The same point applies to the controls. If the locproj specification used one lag of the dependent variable and one lag of the shock, then the xtlp specification should include the corresponding controls. For example:

xtlp bonds_tw ///
    sh_D3_1 sh_D3_0 ///
    L.bonds_tw L.sh_D3_1 L.sh_D3_0 ///
    F(1/5).Dvul100, ///
    tfe method(fe) hor(5) ytransf(level) shock(2) g

would be closer to a locproj specification with:

yl(1) sl(1) c(f(1/5).Dvul100 i.period)

By contrast, the command:

xtlp bonds_tw ///
    sh_D3_1 sh_D3_0 ///
    L(1/5).bonds_tw ///
    F(1/5).Dvul100, ///
    tfe method(spj) hor(5) ytransf(level) shock(2) g

is a valid xtlp specification, but it is not mechanically identical to the original locproj fixed-effects specification.
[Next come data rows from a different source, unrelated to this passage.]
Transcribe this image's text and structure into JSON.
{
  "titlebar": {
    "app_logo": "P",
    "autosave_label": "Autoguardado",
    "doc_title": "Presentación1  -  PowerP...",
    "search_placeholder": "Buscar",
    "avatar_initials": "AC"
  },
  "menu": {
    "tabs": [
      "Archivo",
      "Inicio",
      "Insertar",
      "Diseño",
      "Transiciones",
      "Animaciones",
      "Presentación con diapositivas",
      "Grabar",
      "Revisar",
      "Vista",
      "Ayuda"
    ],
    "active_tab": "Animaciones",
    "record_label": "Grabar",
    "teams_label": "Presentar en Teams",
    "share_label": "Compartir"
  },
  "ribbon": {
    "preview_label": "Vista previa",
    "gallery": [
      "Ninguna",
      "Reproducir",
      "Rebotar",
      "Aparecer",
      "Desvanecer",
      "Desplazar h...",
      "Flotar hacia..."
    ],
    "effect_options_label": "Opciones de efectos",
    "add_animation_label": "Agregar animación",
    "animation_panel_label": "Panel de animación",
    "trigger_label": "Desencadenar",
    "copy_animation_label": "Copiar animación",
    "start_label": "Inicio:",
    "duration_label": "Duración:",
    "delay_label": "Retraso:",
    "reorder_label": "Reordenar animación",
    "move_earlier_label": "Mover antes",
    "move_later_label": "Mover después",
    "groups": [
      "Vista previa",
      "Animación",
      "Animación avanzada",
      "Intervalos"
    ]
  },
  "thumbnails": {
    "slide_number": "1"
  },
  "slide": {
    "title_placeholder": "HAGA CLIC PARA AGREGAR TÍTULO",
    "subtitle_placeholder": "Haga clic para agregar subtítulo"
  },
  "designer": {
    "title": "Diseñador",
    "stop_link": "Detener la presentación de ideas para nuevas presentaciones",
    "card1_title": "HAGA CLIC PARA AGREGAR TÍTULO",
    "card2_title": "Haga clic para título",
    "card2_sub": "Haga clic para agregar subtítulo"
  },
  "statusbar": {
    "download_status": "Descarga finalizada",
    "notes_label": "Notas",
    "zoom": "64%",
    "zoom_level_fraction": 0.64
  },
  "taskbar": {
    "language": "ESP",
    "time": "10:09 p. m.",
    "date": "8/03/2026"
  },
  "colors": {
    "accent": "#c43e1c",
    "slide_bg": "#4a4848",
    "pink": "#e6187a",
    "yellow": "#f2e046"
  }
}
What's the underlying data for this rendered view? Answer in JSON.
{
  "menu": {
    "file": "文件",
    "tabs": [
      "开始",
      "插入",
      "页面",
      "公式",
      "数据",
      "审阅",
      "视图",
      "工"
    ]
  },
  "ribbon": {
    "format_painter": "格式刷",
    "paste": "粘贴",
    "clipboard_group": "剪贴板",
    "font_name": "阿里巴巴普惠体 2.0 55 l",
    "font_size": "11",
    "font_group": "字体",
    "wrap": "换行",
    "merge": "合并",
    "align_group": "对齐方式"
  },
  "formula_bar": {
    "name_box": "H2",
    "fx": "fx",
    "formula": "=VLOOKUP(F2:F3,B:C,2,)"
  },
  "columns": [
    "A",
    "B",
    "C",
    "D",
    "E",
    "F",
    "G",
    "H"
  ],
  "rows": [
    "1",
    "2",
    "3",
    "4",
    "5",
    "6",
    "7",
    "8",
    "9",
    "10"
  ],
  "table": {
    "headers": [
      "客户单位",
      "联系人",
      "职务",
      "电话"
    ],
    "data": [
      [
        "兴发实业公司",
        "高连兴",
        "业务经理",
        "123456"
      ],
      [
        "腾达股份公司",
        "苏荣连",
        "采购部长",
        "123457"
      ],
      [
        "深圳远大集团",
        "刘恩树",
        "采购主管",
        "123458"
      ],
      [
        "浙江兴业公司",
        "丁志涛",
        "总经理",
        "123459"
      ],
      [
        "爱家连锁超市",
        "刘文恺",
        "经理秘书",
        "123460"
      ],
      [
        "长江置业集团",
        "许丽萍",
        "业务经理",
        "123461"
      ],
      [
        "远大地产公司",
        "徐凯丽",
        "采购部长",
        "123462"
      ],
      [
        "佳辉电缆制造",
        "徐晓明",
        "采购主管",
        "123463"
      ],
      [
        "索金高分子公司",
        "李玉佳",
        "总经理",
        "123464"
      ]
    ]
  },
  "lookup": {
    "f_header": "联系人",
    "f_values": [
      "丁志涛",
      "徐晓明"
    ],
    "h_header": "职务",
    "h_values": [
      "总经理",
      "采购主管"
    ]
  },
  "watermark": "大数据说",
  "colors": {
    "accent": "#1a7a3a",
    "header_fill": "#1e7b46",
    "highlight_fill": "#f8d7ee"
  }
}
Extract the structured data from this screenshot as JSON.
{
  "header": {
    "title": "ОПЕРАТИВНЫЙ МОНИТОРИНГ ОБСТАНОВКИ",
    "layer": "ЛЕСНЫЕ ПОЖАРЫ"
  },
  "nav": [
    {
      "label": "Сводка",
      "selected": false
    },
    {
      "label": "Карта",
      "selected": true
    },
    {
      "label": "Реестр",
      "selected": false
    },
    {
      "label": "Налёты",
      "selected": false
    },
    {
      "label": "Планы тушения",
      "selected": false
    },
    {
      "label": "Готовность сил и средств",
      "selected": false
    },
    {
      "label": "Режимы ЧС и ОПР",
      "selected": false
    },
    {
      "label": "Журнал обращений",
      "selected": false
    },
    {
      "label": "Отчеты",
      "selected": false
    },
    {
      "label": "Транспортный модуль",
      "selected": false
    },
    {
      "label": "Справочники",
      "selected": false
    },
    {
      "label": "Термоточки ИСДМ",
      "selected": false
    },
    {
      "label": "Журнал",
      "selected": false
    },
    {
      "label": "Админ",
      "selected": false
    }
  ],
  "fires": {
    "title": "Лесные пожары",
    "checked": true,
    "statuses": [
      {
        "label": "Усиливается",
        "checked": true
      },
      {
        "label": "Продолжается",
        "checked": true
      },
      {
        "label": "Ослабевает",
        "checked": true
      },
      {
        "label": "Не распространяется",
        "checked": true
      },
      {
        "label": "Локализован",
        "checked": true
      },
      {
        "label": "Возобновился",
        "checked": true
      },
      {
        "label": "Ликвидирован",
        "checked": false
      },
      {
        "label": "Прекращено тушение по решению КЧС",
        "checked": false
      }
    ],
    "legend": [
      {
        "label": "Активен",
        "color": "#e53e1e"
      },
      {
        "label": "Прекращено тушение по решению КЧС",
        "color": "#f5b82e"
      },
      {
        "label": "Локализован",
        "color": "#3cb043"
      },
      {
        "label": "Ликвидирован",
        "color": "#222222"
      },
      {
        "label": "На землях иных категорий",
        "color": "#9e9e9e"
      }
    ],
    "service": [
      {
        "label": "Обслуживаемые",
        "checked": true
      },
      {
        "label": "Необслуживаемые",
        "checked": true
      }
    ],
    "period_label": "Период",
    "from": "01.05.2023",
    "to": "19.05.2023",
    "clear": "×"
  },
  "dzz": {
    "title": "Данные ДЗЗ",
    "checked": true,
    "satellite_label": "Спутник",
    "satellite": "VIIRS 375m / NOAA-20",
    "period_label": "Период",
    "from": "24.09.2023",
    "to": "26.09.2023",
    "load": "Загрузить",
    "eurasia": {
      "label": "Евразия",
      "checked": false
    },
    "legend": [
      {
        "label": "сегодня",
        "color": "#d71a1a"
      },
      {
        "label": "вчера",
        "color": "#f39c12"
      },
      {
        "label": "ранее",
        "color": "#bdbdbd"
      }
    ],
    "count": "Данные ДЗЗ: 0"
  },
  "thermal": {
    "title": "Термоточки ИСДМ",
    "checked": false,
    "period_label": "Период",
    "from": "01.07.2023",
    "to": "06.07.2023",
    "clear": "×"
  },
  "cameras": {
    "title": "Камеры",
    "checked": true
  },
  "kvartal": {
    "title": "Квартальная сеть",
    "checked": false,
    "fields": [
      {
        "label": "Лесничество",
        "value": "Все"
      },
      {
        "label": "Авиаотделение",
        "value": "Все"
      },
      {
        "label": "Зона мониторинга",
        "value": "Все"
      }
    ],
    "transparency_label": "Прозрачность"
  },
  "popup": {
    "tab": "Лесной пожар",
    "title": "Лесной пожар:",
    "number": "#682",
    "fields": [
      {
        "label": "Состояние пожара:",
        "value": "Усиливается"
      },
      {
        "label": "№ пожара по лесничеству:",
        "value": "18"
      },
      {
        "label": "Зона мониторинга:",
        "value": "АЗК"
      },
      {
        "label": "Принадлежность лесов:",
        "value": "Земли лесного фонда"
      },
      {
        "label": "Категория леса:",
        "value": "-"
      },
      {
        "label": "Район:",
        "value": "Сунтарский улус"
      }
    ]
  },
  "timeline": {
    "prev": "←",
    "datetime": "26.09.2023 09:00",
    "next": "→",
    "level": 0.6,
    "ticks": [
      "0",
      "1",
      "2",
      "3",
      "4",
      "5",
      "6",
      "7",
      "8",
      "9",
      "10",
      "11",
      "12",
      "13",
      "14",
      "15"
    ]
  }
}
So the correct interpretation is:

The test is the same state-dependence test as in locproj, but the numerical results correspond to the xtlp specification that is actually estimated.

Complete code

The full code is:

**# SLP with xtlp

use data_EE.dta, clear
cap drop reltensions_p50
cap drop D3
cap drop D3_0
cap egen reltensions_p50 = pctile(reltensions), p(50)gen byte D3 = .
replace D3 = 1 if L.reltensions <  L.reltensions_p50
replace D3 = 0 if L.reltensions >= L.reltensions_p50 ///
    & !missing(L.reltensions, L.reltensions_p50)

gen byte D3_0 = 1 - D3 if !missing(D3)
label var D3   "D3=1: lagged reltensions below p50"
label var D3_0 "D3=0: lagged reltensions above/equal p50"
cap drop sh_D3_1
cap drop sh_D3_0
gen double sh_D3_1 = D3   * Dvul100
gen double sh_D3_0 = D3_0 * Dvul100
label var sh_D3_1 "D3=1 x D.vul100"
label var sh_D3_0 "D3=0 x D.vul100"

*------------------------------------------------------------
* Helper program: posts one horizon's b and V so that test works
*------------------------------------------------------------

cap program drop post_xtlp_h
program define post_xtlp_h, eclass
    args B V
    ereturn post `B' `V'
    ereturn local cmd "post_xtlp_h"
end

**# Estimate state-dependent LP with xtlp

xtlp bonds_tw ///
    sh_D3_1 sh_D3_0 ///
    L(1/5).bonds_tw ///
    F(1/5).Dvul100, ///
    tfe method(spj) hor(5) ytransf(level) shock(2) g

*------------------------------------------------------------
* Save all horizon-specific coefficient and VCV matrices
*------------------------------------------------------------
 
forvalues v = 0(1)5 {
    matrix B`v' = e(b`v')
    matrix V`v' = e(V`v')
}

*------------------------------------------------------------
* Wald tests horizon by horizon
* H0: beta(sh_D3_1) = beta(sh_D3_0)
*------------------------------------------------------------

forvalues v = 0(1)5 {   
    post_xtlp_h B`v' V`v'    
    di as text " "
    di as text "Horizon `v'"
    test (_b[sh_D3_1] = _b[sh_D3_0])
}

Conclusion

This procedure allows us to test whether the effect of a vulnerability shock on bond yields is statistically different across two religious-tensions regimes. The key idea is to split the shock into two regime-specific variables, estimate both IRFs jointly with xtlp, and then test equality of the two coefficients at each horizon.

This is useful because visual differences between impulse responses are not enough. Two IRFs may look different, but the relevant question is whether the difference is statistically significant. The Wald test answers exactly this question.

In the context of state-dependent local projections, this gives a clean way to move from:

“The two IRFs look different”

to:

“The two IRFs are statistically different at horizon $h$h.”

This type of horizon-by-horizon comparison is particularly relevant in applications studying heterogeneous responses to geopolitical, institutional, fiscal, or vulnerability shocks. In the Caldara et al. replication context, the broader empirical motivation is to study how geopolitical and related risks transmit differently across countries, periods, and states, which makes state-dependent LPs and formal equality tests natural tools for the analysis.

References

Saadaoui, J., Beirne, J., Park, D., & Uddin, G. S. (2026). Impact of climate vulnerability on fiscal risk: Do religious tensions and financial development matter? Energy Economics, 109180.

Mei, Z., Sheng, L., & Shi, Z. (2026). Nickell bias in panel local projection: Financial crises are worse than you think. Journal of International Economics, 104210.